P.S. For irreducible Weyl groups, a natural motivation for asking this question involves the criterion for all finite dimensional irreducible representations of the associated simple Lie algebra to be self-dual: If the given highest weight is $\lambda$, the dual has highest weight $-w_0 \lambda$ (where $w_0$ is the longest element of $W$). This always coincides with $\lambda$ iff $-1 \in W$.

Answer 2

Depends on what you mean with $-I$...

If you mean an element $w\in W$ such that $w\Phi^+=\Phi^-$, then this does always exist and is always the longest element $w_0$. See for example Section 1.8 in "Reflection Groups and Coxeter Groups" by Humphreys (who is also a regular here ;).

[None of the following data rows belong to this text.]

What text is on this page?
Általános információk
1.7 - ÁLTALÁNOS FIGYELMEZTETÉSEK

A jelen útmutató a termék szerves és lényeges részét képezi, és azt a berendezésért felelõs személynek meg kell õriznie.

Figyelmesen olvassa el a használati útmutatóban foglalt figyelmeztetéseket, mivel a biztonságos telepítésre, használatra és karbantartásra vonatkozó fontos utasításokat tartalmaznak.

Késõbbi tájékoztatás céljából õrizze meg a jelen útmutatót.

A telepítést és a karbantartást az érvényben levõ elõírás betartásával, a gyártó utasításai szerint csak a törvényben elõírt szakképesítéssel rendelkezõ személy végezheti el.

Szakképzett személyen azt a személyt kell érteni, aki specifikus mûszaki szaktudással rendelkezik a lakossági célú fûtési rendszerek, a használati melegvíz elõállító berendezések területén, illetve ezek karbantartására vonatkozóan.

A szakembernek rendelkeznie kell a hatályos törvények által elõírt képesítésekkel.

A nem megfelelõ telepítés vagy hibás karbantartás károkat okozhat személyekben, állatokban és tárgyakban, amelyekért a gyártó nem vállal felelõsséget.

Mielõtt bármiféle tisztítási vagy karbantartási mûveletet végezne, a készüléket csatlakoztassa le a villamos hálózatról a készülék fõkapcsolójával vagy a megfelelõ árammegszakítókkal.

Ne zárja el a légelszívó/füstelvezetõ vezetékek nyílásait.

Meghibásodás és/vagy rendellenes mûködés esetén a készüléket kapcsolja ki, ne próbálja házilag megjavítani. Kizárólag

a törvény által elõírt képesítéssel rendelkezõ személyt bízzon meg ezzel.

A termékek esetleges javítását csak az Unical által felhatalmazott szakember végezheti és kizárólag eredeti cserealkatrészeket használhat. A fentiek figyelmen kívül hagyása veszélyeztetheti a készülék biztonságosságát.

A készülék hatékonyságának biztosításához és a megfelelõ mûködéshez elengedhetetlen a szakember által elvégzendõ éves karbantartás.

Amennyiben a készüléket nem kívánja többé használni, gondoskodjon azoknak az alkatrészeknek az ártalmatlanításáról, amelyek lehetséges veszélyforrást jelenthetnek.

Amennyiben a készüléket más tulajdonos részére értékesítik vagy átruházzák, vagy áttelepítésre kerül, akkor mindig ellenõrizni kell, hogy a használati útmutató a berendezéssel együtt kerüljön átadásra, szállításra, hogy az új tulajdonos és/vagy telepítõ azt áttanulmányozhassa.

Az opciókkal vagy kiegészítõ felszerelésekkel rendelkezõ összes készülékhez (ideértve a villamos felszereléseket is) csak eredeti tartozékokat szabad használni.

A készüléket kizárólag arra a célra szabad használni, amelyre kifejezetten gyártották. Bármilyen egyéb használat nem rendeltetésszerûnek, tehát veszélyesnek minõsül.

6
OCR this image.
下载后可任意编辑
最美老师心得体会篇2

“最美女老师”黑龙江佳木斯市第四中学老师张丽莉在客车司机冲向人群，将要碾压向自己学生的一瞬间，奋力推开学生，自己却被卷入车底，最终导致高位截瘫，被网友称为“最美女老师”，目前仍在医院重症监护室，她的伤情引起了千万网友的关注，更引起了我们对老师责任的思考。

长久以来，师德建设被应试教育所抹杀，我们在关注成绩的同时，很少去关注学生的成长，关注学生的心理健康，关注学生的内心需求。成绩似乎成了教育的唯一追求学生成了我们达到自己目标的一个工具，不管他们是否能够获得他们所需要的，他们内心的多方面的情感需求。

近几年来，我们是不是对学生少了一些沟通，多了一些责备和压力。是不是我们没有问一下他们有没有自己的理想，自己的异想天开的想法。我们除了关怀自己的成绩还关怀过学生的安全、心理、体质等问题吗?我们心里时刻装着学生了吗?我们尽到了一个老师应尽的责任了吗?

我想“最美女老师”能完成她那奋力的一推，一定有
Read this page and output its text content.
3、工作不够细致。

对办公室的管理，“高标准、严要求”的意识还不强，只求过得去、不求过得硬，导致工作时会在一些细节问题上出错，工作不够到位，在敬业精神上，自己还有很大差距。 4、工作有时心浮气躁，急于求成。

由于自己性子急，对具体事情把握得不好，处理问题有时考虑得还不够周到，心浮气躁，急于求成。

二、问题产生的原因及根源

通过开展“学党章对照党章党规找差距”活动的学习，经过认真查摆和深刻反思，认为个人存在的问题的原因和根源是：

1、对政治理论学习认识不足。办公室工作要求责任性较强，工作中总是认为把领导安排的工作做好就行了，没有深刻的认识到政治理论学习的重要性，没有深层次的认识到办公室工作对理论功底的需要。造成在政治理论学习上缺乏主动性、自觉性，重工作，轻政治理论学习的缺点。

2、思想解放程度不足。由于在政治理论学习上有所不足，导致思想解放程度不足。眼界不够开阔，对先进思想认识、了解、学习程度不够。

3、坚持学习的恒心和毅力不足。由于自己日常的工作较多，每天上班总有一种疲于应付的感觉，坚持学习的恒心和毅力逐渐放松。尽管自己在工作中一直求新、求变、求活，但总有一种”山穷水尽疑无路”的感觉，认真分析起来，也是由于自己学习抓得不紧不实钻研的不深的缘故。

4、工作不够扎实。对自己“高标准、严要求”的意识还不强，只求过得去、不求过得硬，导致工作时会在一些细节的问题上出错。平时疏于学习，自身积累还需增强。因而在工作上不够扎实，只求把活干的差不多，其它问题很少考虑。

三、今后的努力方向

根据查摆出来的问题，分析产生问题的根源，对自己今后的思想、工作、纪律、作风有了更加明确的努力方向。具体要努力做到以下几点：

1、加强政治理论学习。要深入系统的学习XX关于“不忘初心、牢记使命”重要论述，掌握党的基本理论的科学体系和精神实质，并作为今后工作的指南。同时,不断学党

If you meant to ask whether $w\in W$ exists such that $w$ acts like $-I$ on the natural geometric representation of $W$ (as defined in Section, then this is the case if and only if $W$ has non-trivial center, in which case the center has just two elements, $w_0$ and $1$, and you want $w=w_0$. Now obviously $w_0$ is in the center if and only if conjugation by $w_0$ is trivial. But in many cases, conjugation by $w_0$ induces a diagram automorphism. With some computations one can thus verify that $w_0$ is in the center for types $A_1$, $BC_n$, $D_{2n}$, $E_7$, $E_8$ and $F_4$. While you get a trivial center for type $A_n$ ($n>1$), $D_{2n+1}$ and $E_6$.

Answer 3

The mnemonic I use: if the diagram has a natural involution, then $-w_0$ induces it, otherwise $w_0 = -1$. The only place this fails is in $D_n$, where one can switch the antlers, but shouldn't always, so how to remember when? In $D_4$, there's no natural involution, so that helps me remember that in $D_{2n}$, the involution is trivial.